The Fed has helped risky companies less directly. One of its corporate bond programs will buy a limited amount of junk-bond exchange traded funds, which trade like stocks but track a broad basket of corporate debt. That, and the mere signal that investment-grade bond purchases are coming, has breathed life back into choked bond markets, including for junk debt.
But the fact that a group of companies has little to no access to direct assistance — essentially leaving those firms at the mercy of market conditions — could come at a cost if things worsen again, in which case borrowing is likely to become more difficult for high-yield companies that do not actually have Fed support to back them.
“You have to be a little careful about assuming you can just do things with magic,” said Mr. Stein, the analysis co-author who is a former Fed governor.
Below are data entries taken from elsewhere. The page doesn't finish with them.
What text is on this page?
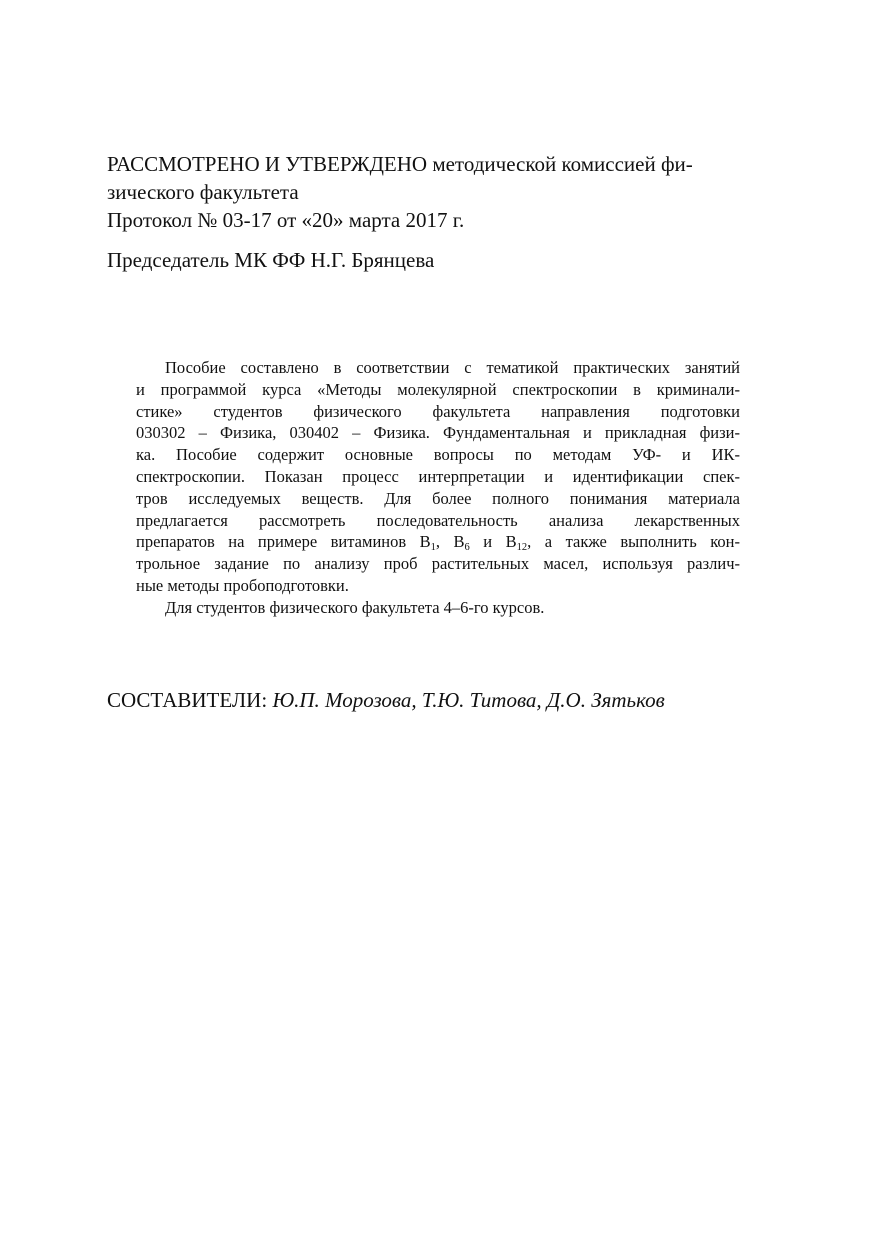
РАССМОТРЕНО И УТВЕРЖДЕНО методической комиссией фи-
зического факультета
Протокол № 03-17 от «20» марта 2017 г.
Председатель МК ФФ Н.Г. Брянцева
Пособие составлено в соответствии с тематикой практических занятий
и программой курса «Методы молекулярной спектроскопии в криминали-
стике» студентов физического факультета направления подготовки
030302 – Физика, 030402 – Физика. Фундаментальная и прикладная физи-
ка. Пособие содержит основные вопросы по методам УФ- и ИК-
спектроскопии. Показан процесс интерпретации и идентификации спек-
тров исследуемых веществ. Для более полного понимания материала
предлагается рассмотреть последовательность анализа лекарственных
препаратов на примере витаминов $B_1$, $B_6$ и $B_{12}$, а также выполнить кон-
трольное задание по анализу проб растительных масел, используя различ-
ные методы пробоподготовки.
Для студентов физического факультета 4–6-го курсов.
СОСТАВИТЕЛИ: Ю.П. Морозова, Т.Ю. Титова, Д.О. Зятьков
While markets might assume the central bank will step in to help the market, if they don’t when push comes to shove, conditions could deteriorate sharply.
“The high-yield market might really think that there’s a Fed put right now,” he said, referring to a financial promise to buy if prices dip below a certain level. “At some point, if that comes unglued, you have a real problem.”
Companies with low bond ratings could have a particularly large ripple effect: Five million employees work at big companies excluded based on their junk or unrated status. A smaller number, about two million, work at medium-size firms left out for their debt levels.
About 1.1 million are at companies that are technically eligible for the Paycheck Protection Program because of their industry classification, but are unlikely to tap it because they have access to other capital markets and the Treasury has tried to deter such firms from using the program, Mr. Hanson said.
Mr. Stein and Mr. Hanson said they would recommend broadening the Fed’s programs to include some, but not all, lower-rated companies.
While the Fed has shown some willingness to consider lending to some riskier companies — the Boston Fed president, Eric Rosengren, has said the central bank may expand the Main Street program — there would be challenges to providing much broader help through central bank lending.
The Fed is not legally allowed to gamble on companies that are insolvent, an imprecise term but one that could soon apply to many businesses that have faced months of reduced revenues. It could also be the case that more debt, the only medicine the central bank can offer, is not a good solution for already-floundering companies.
Groups focused on workers point out that the Fed lending programs lack toothy employment requirements, so it is possible that even if the central bank could find a way to support such companies, it would help shareholders without leading to worker retention.
“You don’t want to pay off owners of zombie companies, or people who took big risks on oil and gas corporations and they didn’t pan out,” said Marcus Stanley, the policy director at Americans for Financial Reform.